Enfin, certaines équipes attendent trop longtemps avant d’organiser leur documentation. Les dépenses de R&D, les résultats expérimentaux, les décisions de conception et les échanges avec les utilisateurs doivent être suivis au fil de l’eau. Reconstituer deux années de travaux à la veille d’un contrôle ou d’une levée de fonds est une opération chronophage, et souvent incomplète.
Mon verdict: choisissez un chemin de financement, pas une aide isolée
Pour une jeune entreprise medtech en France, il n’existe pas de classement universel des meilleures aides.
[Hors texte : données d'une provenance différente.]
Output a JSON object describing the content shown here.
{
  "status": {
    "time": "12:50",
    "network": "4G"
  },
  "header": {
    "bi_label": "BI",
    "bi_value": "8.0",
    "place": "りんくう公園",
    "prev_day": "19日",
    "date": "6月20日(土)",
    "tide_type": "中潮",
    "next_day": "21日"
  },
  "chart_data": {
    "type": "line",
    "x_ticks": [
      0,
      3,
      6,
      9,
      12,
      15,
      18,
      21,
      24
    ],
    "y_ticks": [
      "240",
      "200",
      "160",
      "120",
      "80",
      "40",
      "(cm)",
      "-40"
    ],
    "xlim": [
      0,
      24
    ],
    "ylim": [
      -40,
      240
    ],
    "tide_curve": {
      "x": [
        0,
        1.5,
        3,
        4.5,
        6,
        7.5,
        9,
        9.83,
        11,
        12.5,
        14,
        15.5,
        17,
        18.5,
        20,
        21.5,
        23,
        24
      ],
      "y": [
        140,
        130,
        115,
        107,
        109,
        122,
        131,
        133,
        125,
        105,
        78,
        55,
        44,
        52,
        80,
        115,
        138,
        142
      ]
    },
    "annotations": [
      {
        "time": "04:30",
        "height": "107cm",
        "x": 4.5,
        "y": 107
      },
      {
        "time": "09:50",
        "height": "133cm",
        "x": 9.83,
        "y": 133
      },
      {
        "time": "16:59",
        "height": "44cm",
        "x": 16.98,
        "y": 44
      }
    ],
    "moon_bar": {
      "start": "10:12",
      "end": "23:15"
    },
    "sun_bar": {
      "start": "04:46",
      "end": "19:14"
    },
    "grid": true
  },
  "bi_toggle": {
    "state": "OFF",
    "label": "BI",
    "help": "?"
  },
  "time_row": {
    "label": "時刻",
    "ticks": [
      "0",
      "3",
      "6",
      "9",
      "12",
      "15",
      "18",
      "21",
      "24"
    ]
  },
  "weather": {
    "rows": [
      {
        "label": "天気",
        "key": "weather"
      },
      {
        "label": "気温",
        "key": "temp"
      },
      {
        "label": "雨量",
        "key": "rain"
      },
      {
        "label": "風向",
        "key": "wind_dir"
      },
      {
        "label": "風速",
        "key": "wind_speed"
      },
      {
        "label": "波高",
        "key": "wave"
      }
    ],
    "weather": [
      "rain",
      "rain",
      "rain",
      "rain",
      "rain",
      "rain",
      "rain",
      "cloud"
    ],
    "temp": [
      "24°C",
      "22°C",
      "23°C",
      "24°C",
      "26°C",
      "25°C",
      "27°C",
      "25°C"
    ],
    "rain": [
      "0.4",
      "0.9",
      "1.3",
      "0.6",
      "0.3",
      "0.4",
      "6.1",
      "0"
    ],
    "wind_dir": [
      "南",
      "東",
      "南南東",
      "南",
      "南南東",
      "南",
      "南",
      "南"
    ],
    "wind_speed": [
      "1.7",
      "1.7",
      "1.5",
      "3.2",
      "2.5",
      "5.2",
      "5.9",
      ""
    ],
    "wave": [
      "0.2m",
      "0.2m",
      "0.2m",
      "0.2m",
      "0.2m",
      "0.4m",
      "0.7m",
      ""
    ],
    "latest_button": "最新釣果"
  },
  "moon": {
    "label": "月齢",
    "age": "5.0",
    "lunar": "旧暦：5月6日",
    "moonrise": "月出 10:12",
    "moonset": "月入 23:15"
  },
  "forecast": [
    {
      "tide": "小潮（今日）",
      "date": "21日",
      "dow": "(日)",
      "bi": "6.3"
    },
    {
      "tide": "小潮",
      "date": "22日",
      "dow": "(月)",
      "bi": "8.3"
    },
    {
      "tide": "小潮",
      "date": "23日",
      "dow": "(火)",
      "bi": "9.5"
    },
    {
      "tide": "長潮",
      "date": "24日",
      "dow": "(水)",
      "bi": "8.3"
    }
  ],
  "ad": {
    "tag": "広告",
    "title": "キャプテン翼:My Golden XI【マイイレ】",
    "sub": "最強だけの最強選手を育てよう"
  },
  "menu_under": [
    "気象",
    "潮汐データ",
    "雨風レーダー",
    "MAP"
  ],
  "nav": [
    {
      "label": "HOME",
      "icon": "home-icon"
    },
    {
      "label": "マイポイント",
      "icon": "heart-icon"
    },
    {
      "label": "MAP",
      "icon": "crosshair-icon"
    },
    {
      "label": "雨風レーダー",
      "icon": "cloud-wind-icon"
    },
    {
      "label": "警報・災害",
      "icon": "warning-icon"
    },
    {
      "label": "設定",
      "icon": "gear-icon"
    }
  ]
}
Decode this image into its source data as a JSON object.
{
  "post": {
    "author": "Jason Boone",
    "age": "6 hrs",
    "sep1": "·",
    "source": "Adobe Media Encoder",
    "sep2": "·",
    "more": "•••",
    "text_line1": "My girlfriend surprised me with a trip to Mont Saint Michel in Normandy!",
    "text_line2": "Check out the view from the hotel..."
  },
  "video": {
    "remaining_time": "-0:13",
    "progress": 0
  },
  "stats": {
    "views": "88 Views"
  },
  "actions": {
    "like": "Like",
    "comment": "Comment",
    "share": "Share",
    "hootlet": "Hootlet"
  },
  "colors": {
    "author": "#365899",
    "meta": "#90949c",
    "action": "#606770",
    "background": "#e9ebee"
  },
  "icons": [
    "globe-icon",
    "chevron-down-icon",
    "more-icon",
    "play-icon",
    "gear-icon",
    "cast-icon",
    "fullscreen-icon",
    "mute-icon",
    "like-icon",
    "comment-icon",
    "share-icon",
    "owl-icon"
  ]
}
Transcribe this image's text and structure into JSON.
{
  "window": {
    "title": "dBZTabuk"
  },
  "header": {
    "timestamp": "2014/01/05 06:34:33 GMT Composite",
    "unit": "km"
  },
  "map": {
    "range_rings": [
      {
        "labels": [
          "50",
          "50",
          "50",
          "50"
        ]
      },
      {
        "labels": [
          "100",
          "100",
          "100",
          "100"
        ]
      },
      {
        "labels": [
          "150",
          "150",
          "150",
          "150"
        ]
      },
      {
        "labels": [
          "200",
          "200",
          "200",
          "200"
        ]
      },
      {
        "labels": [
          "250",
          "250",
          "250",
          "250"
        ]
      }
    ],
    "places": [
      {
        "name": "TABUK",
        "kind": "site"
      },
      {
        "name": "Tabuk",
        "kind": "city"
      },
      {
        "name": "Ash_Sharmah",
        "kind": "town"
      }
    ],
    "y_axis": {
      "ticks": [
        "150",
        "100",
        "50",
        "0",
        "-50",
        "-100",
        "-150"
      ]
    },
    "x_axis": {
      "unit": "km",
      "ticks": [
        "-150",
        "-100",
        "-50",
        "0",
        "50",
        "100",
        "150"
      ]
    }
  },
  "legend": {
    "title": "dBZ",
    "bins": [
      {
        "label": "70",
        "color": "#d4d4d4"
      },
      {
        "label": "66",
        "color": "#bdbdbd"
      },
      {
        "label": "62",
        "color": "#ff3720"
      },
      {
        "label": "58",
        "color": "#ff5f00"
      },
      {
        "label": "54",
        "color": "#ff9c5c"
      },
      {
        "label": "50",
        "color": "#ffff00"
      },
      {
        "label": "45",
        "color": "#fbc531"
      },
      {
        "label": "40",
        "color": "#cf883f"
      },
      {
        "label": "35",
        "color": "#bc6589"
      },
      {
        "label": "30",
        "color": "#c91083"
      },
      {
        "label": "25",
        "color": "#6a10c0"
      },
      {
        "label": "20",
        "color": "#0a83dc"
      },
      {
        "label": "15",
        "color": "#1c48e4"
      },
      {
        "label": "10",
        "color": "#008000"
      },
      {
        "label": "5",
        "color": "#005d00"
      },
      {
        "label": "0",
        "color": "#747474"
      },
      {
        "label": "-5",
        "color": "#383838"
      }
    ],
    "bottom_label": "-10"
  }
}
La Bourse French Tech est la plus adaptée à une première faisabilité; la Bourse French Tech Émergence et la SATT sont particulièrement pertinentes pour les technologies deeptech ou issues de la recherche publique; i-Lab accompagne la création d’une entreprise autour d’une innovation de rupture; i-Nov correspond à un programme déjà ambitieux, doté d’un budget de 1 à 5 millions d’euros; le CIR et le CII réduisent le coût fiscal de travaux correctement qualifiés; l’EIC Accelerator devient un levier de croissance lorsque l’entreprise peut défendre une ambition européenne.
La bonne stratégie consiste à relier chaque financement à un jalon qui augmente la valeur de l’entreprise: une preuve de concept, une propriété intellectuelle sécurisée, un prototype représentatif, une validation, une capacité industrielle ou un accès au marché. C’est cette progression qui rassure les financeurs et qui protège votre cabinet, votre équipe et votre trésorerie contre les décisions prises dans l’urgence.
En pratique, commencez par écrire les douze à dix-huit prochains mois non pas en termes de dépenses, mais en termes de décisions à rendre possibles. Quelle preuve devez-vous obtenir? Quel risque devez-vous réduire? Quel partenaire devez-vous convaincre? Une fois ces réponses posées, les dispositifs de financement deviennent beaucoup plus lisibles. Et votre projet cesse de dépendre d’une succession d’opportunités pour suivre une véritable stratégie de développement.